Lazard's rate of return was 66 percent in the first nine months of 2024, and the investment bank has set its goal to return to 60 percent by 2025.

Kevin Mahoney, managing partner at recruiter Christoph Zeiss Partners, said banks are facing pressure on how willing they are to ensure a banker attracts them, when it can take more than a year to start offering a large fee-generating business. .
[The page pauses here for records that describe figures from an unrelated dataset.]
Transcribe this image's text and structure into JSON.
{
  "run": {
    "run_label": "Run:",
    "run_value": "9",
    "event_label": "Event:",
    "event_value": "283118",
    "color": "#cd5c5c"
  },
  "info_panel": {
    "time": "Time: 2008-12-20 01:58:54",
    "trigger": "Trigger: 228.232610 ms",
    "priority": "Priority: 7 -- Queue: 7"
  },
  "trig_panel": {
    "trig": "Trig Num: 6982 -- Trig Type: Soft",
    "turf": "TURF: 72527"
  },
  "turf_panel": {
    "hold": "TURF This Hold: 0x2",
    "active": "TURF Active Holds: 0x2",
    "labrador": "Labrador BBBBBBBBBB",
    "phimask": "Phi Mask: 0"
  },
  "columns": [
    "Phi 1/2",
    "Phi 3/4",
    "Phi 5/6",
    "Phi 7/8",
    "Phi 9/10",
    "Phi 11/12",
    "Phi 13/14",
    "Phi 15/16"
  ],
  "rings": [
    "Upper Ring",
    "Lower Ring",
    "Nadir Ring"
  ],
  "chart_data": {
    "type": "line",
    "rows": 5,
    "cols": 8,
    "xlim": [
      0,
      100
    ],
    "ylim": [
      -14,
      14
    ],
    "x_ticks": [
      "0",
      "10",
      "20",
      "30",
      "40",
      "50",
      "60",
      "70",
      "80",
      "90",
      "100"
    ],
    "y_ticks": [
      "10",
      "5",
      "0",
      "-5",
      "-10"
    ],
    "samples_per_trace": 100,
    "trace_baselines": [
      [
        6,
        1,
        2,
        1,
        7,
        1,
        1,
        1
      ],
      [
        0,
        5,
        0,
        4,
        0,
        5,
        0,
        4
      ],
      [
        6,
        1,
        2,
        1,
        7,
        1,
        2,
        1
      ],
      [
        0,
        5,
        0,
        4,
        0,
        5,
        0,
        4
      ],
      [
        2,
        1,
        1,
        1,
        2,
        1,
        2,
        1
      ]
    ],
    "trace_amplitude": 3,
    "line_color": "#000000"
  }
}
“There's always a question of how much you can afford in a reserve, knowing you're paying big guarantees to the good guys who can contribute a little bit of income while they 'step up' – a process that takes 12 to 18 months or more.”
But he adds that the banks often have nothing to do. “That's how firms find long-term success in investment banking, especially M&A.”
Most salespeople who were hired at the end of the last boom or the beginning of the downturn will be out of their warranty period in early 2025, and will instead be paid based on the work they have delivered.
“Most of these people are given guarantees,” said one senior Wall Street banker. “All these people will come in in 2025 and they have to prove their eligibility to keep getting paid.”